[b]RYNEK MIĘDZYNARODOWY[/b]
Patrząc na zachowanie indeksów za Oceanem, trudno być pesymistą. I choć wspinaczka cen stwarza inwestorom coraz więcej kłopotów, to indeks szerokiego rynku S&P500 generuje nowy lokalny szczyt na poziomie 951 punktów. Prawdziwym testem siły obozu byków będzie jednak poziom 957 punktów (lokalny szczyt), którego ewentualne przebicie skieruje zapewne rynek powyżej 1000 punktów. Zagrożenie ze strony widma bankructwa amerykańskiego banku CIT (największy pożyczkodawca dla małych i średnich przedsiębiorstw) zostało wstępnie zażegnane, po tym jak władze banku porozumiały się z obligatoriuszami o podniesienie kapitałów własnych. Miedź i ropa po silnych uprzednich wzrostach, konsoliduje się w górnym przedziale wahań. Stabilnie z lekką presją na deprecjację amerykańskiej waluty jest na rynku eurodolara, gdzie para ta po podejściu pod poziom 1,4250, powraca w okolice 1,4200.
O godzinie 08.12 zgodnie z notowaniami na rynku międzybankowym za jedno euro trzeba było zapłacić 1,4207 dolara.

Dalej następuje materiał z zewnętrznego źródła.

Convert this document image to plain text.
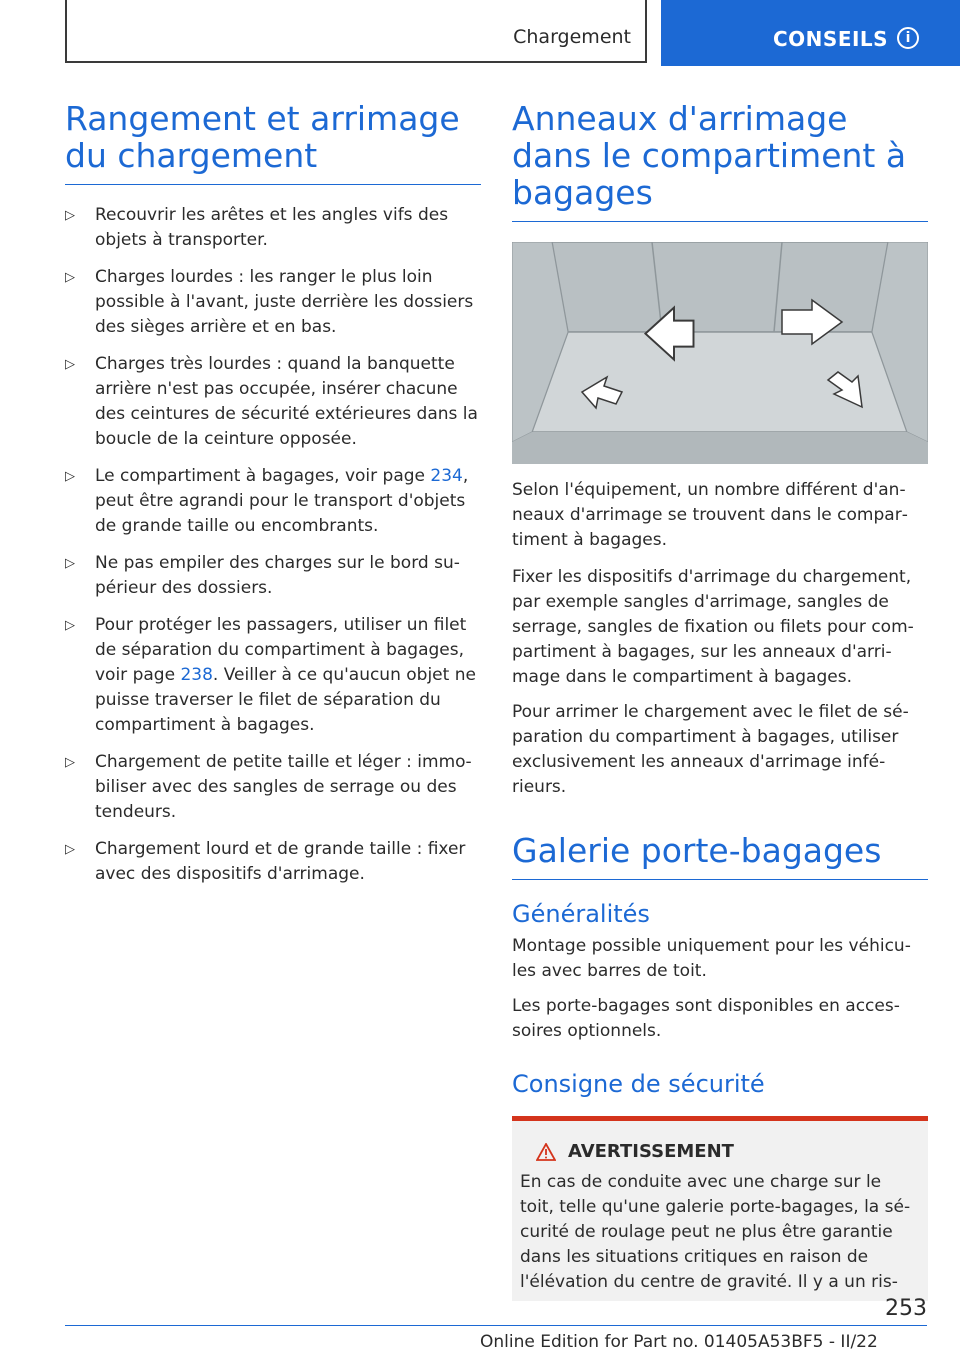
Chargement	CONSEILS	i
Rangement et arrimage du chargement
▷ Recouvrir les arêtes et les angles vifs des objets à transporter.
▷ Charges lourdes : les ranger le plus loin possible à l'avant, juste derrière les dossiers des sièges arrière et en bas.
▷ Charges très lourdes : quand la banquette arrière n'est pas occupée, insérer chacune des ceintures de sécurité extérieures dans la boucle de la ceinture opposée.
▷ Le compartiment à bagages, voir page 234, peut être agrandi pour le transport d'objets de grande taille ou encombrants.
▷ Ne pas empiler des charges sur le bord supérieur des dossiers.
▷ Pour protéger les passagers, utiliser un filet de séparation du compartiment à bagages, voir page 238. Veiller à ce qu'aucun objet ne puisse traverser le filet de séparation du compartiment à bagages.
▷ Chargement de petite taille et léger : immobiliser avec des sangles de serrage ou des tendeurs.
▷ Chargement lourd et de grande taille : fixer avec des dispositifs d'arrimage.
Anneaux d'arrimage dans le compartiment à bagages

Selon l'équipement, un nombre différent d'anneaux d'arrimage se trouvent dans le compartiment à bagages.

Fixer les dispositifs d'arrimage du chargement, par exemple sangles d'arrimage, sangles de serrage, sangles de fixation ou filets pour compartiment à bagages, sur les anneaux d'arrimage dans le compartiment à bagages.

Pour arrimer le chargement avec le filet de séparation du compartiment à bagages, utiliser exclusivement les anneaux d'arrimage inférieurs.

Galerie porte-bagages
Généralités

Montage possible uniquement pour les véhicules avec barres de toit.

Les porte-bagages sont disponibles en accessoires optionnels.

Consigne de sécurité
AVERTISSEMENT

En cas de conduite avec une charge sur le toit, telle qu'une galerie porte-bagages, la sécurité de roulage peut ne plus être garantie dans les situations critiques en raison de l'élévation du centre de gravité. Il y a un ris-

253
Online Edition for Part no. 01405A53BF5 - II/22
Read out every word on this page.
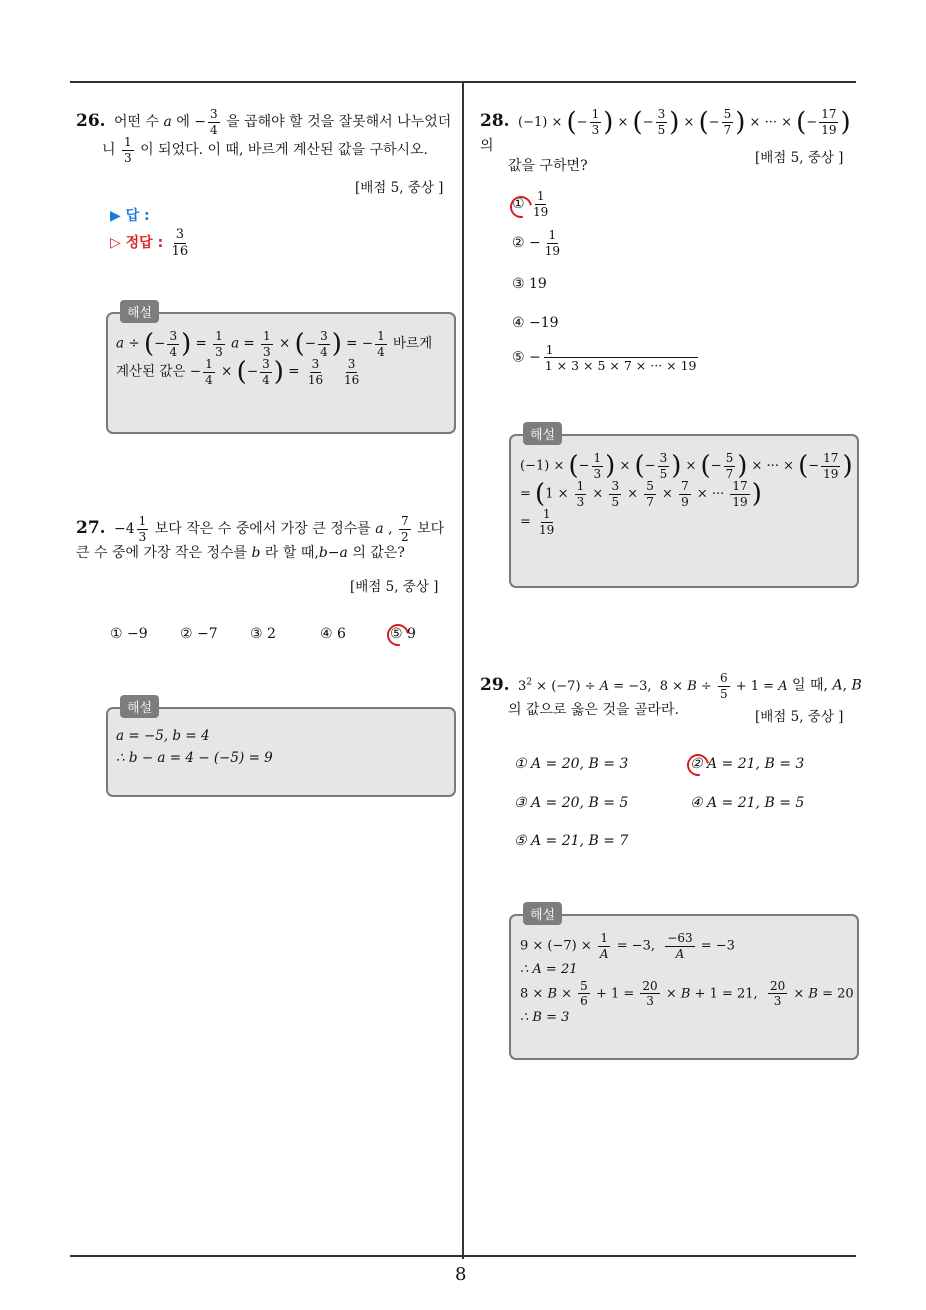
8
26. 어떤 수 a 에 − $\frac{3}{4}$ 을 곱해야 할 것을 잘못해서 나누었더
니 $\frac{1}{3}$ 이 되었다. 이 때, 바르게 계산된 값을 구하시오.
[배점 5, 중상 ]
▶ 답 :
▷ 정답 : $\frac{3}{16}$
해설
a ÷ (− $\frac{3}{4}$ ) = $\frac{1}{3}$ $a = \frac{1}{3}$ × (− $\frac{3}{4}$ ) = − $\frac{1}{4}$ 바르게
계산된 값은 − $\frac{1}{4}$ × (− $\frac{3}{4}$ ) = $\frac{3}{16}$
$\frac{3}{16}$
27. $-4 \frac{1}{3}$ 보다 작은 수 중에서 가장 큰 정수를 a , $\frac{7}{2}$ 보다
큰 수 중에 가장 작은 정수를 b 라 할 때,b−a 의 값은?
[배점 5, 중상 ]
① −9 ② −7 ③ 2	④ 6	⑤ 9
해설
a = −5, b = 4
∴ b − a = 4 − (−5) = 9
28. (−1) × (− $\frac{1}{3}$ ) × (− $\frac{3}{5}$ ) × (− $\frac{5}{7}$ ) × ··· × (− $\frac{17}{19}$ ) 의
값을 구하면?
[배점 5, 중상 ]
① $\frac{1}{19}$
② − $\frac{1}{19}$
③ 19
④ −19
⑤ − $\frac{1}{1 \times 3 \times 5 \times 7 \times \cdot\cdot\cdot \times 19}$
해설
(−1) × (− $\frac{1}{3}$ ) × (− $\frac{3}{5}$ ) × (− $\frac{5}{7}$ ) × ··· × (− $\frac{17}{19}$ )
= ($1 \times \frac{1}{3} \times \frac{3}{5} \times \frac{5}{7} \times \frac{7}{9}$ × ··· $\frac{17}{19}$ )
= $\frac{1}{19}$
29. $3^2 \times (-7) \div A = -3$,  $8 \times B \div \frac{6}{5} + 1 = A$ 일 때, A, B
의 값으로 옳은 것을 골라라.	[배점 5, 중상 ]
① A = 20, B = 3	② A = 21, B = 3
③ A = 20, B = 5	④ A = 21, B = 5
⑤ A = 21, B = 7
해설
$9 \times (-7) \times \frac{1}{A} = -3$, $\frac{-63}{A} = -3$
∴ A = 21
$8 \times B \times \frac{5}{6} + 1 = \frac{20}{3} \times B + 1 = 21$, $\frac{20}{3} \times B = 20$
∴ B = 3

[b]Sytuacja techniczna eurodolara:[/b] po wczorajszym osłabieniu dolara w rejon nowych lokalnych szczytów 1,4240 – 1,4250 notowania zaklinowały się w górnym zakresie zmian. Z technicznego punktu widzenia mamy więc zapowiedź kontynuacji dotychczasowego kierunku. Taki sam scenariusz sugeruje poranny obraz na wskaźnikach technicznych intra day oraz brak ważniejszych sygnałów zewnętrznych – danych makroekonomicznych. Najbliższe wsparcie to obecnie linia na wysokości: 1,4188 – dolne ograniczenie widocznej od wczoraj konsolidacji oraz 1,4160 – dolna granica kanału wzrostowego. Opór natomiast wykreślić można na 1,4215 oraz 1,4300. O bardziej trwałych zmianach w kierunku południowym mówić będzie można dopiero po złamaniu wsparcia w rejonie 1,4140 – 1,4160.